The Main Manual Page Dynamic API Documentation CD-ROM API Documentation About Onix Types About Onix Errors Onix's Web Site at Lextek International Lextek International Onix Full Text Indexing and Retrieval Toolkit

 

About Words

Onix allows you to define what a word is in the text which you index.  A word can be composed of, for example, simply a sequence of characters a-z or, it can contain upper ASCII/ANSI extended characters or it can be Unicode, or any other sequence of binary data.  Onix is totally character set independent.  During the indexing process you simply need to specify what the binary data is and how long it is and Onix will do the rest.  Some people want to "normalize" words before they are indexed.  This is typically a very good idea -- especially to the extent of converting the words to either all uppercase or all lower case characters. Beyond this, some developers choose to "stem" the words as they are indexed and then again before the query is passed into the query processing routines. Stemming normalizes all forms of a word into a standardized form -- which may or may not be a real word.  Onix currently has the Porter Stemmer as part of its toolkit for the English language.  The Porter stemming algorithm is considered by many to be one of the best stemming algorithms developed for English.  Stemming has its share of advantages and disadvantages and only your application will dictate whether it is best to stem words before you index them.  Keep in mind however, that if you stem a word before you index it, you must stem the search terms before you conduct a search.  For a more detailed discussion on stemming, see the documentation for ixStemEnglishWord().

To handle the possibility that a word in the index may reflect any character set or may contain any sequence of binary characters, the query processing routines have a standard format for passing in query terms and operands. This is done by passing in the query terms in a 7bit hexadecimal textual format. For example, the word "whale" would look like : "0x7768616c65" in a zero terminated "C" style string. Onix provides some utility functions such as ixConvertQuery() which will convert most queries to this normalized form. However, depending on an applications needs, a developer might need to write their own conversion function. Utility functions such as ixCharToHex() will assist in preparing queries for final processing by the query engine.

There are a number of tricks that can be played during the indexing process which can make your index more useful and easier to manage. We will cover some of these below:

 

Prefixing Words

Often times, it is desirable to be able to search specific sets of words. For example, in some documents, you might want to be able to search for the word "mike" and refer to it being a name rather than a microphone. To index and specify certain sets of words which you can later search on, simply prefix the word during the indexing process with a uniquely identifiable prefix. For example, you could prefix the name "Mike" with the string "Name:" making an indexed term of "Name:Mike". The prefix "Name:" would be prefixed to the other names encountered during the indexing process making other index terms such as "Name:Bob", "Name:Jones", "Name:Henry", "Name:Jesse", "Name:Sarah", etc. When searching for a name, simply prefix the name itself with the appropriate prefix and search on the prefix and name. This is one of several ways that fielded searches can be accomplished via Onix and for many applications, it is perhaps the most efficient in terms of query time.
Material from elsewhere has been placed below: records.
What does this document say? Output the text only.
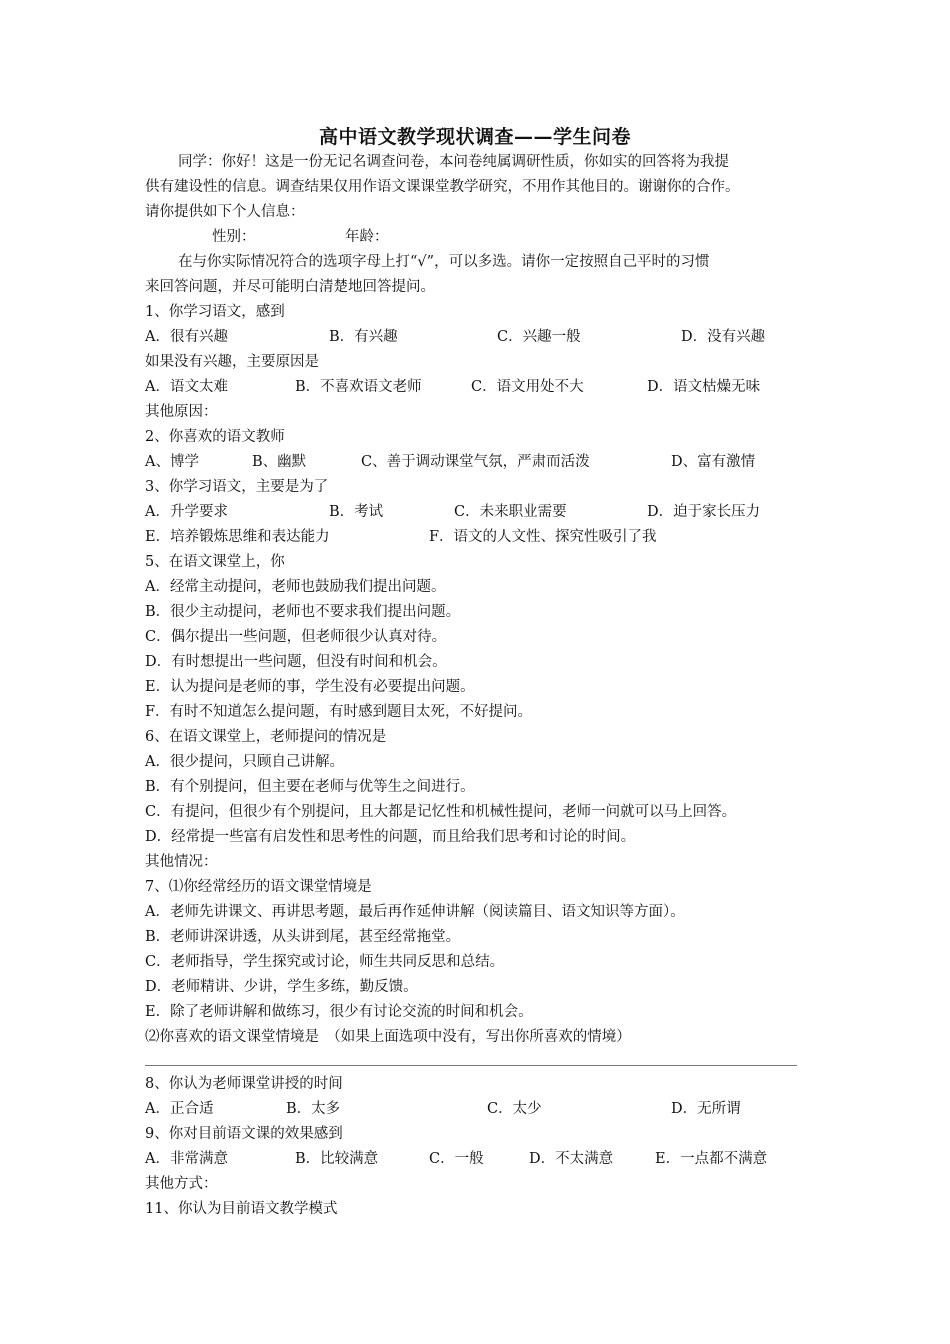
高中语文教学现状调查——学生问卷
同学：你好！这是一份无记名调查问卷，本问卷纯属调研性质，你如实的回答将为我提
供有建设性的信息。调查结果仅用作语文课课堂教学研究，不用作其他目的。谢谢你的合作。
请你提供如下个人信息：
性别：	年龄：
在与你实际情况符合的选项字母上打“√”，可以多选。请你一定按照自己平时的习惯
来回答问题，并尽可能明白清楚地回答提问。
1、你学习语文，感到
A．很有兴趣	B．有兴趣	C．兴趣一般	D．没有兴趣
如果没有兴趣，主要原因是
A．语文太难	B．不喜欢语文老师	C．语文用处不大	D．语文枯燥无味
其他原因：
2、你喜欢的语文教师
A、博学	B、幽默	C、善于调动课堂气氛，严肃而活泼	D、富有激情
3、你学习语文，主要是为了
A．升学要求	B．考试	C．未来职业需要	D．迫于家长压力
E．培养锻炼思维和表达能力	F．语文的人文性、探究性吸引了我
5、在语文课堂上，你
A．经常主动提问，老师也鼓励我们提出问题。
B．很少主动提问，老师也不要求我们提出问题。
C．偶尔提出一些问题，但老师很少认真对待。
D．有时想提出一些问题，但没有时间和机会。
E．认为提问是老师的事，学生没有必要提出问题。
F．有时不知道怎么提问题，有时感到题目太死，不好提问。
6、在语文课堂上，老师提问的情况是
A．很少提问，只顾自己讲解。
B．有个别提问，但主要在老师与优等生之间进行。
C．有提问，但很少有个别提问，且大都是记忆性和机械性提问，老师一问就可以马上回答。
D．经常提一些富有启发性和思考性的问题，而且给我们思考和讨论的时间。
其他情况：
7、⑴你经常经历的语文课堂情境是
A．老师先讲课文、再讲思考题，最后再作延伸讲解（阅读篇目、语文知识等方面）。
B．老师讲深讲透，从头讲到尾，甚至经常拖堂。
C．老师指导，学生探究或讨论，师生共同反思和总结。
D．老师精讲、少讲，学生多练，勤反馈。
E．除了老师讲解和做练习，很少有讨论交流的时间和机会。
⑵你喜欢的语文课堂情境是　（如果上面选项中没有，写出你所喜欢的情境）
8、你认为老师课堂讲授的时间
A．正合适	B．太多	C．太少	D．无所谓
9、你对目前语文课的效果感到
A．非常满意	B．比较满意	C．一般	D．不太满意	E．一点都不满意
其他方式：
11、你认为目前语文教学模式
It must be pointed out that if you prefix your words, you should also prefix your normal words (preferably with a different prefix) in order to ensure that all the words of one type or another are alphabetically grouped together within the index.

 

Words as Sets

Words can be used to delimit sets within the index. For example, in a products database, one might want to delimit books, from movies from magazines, from software, etc. Or potentially in a book, delaminate the paragraphs (where each chapter is a record) that belong to Chapter1, Chapter2, Chapter3, etc. To create sets of records, during the indexing process index a "hidden word" which is a word which does not occur in your text that will uniquely identify the set you are adding the record to. For example, if you are indexing a book and each paragraph is a record, you could index the word: "Set:Chapter1". Then if a user wants to search only Chapter 1, the search term "Set:Chapter1" can be boolean ANDed with the rest of the user's query which will limit the search to only those records in Chapter 1.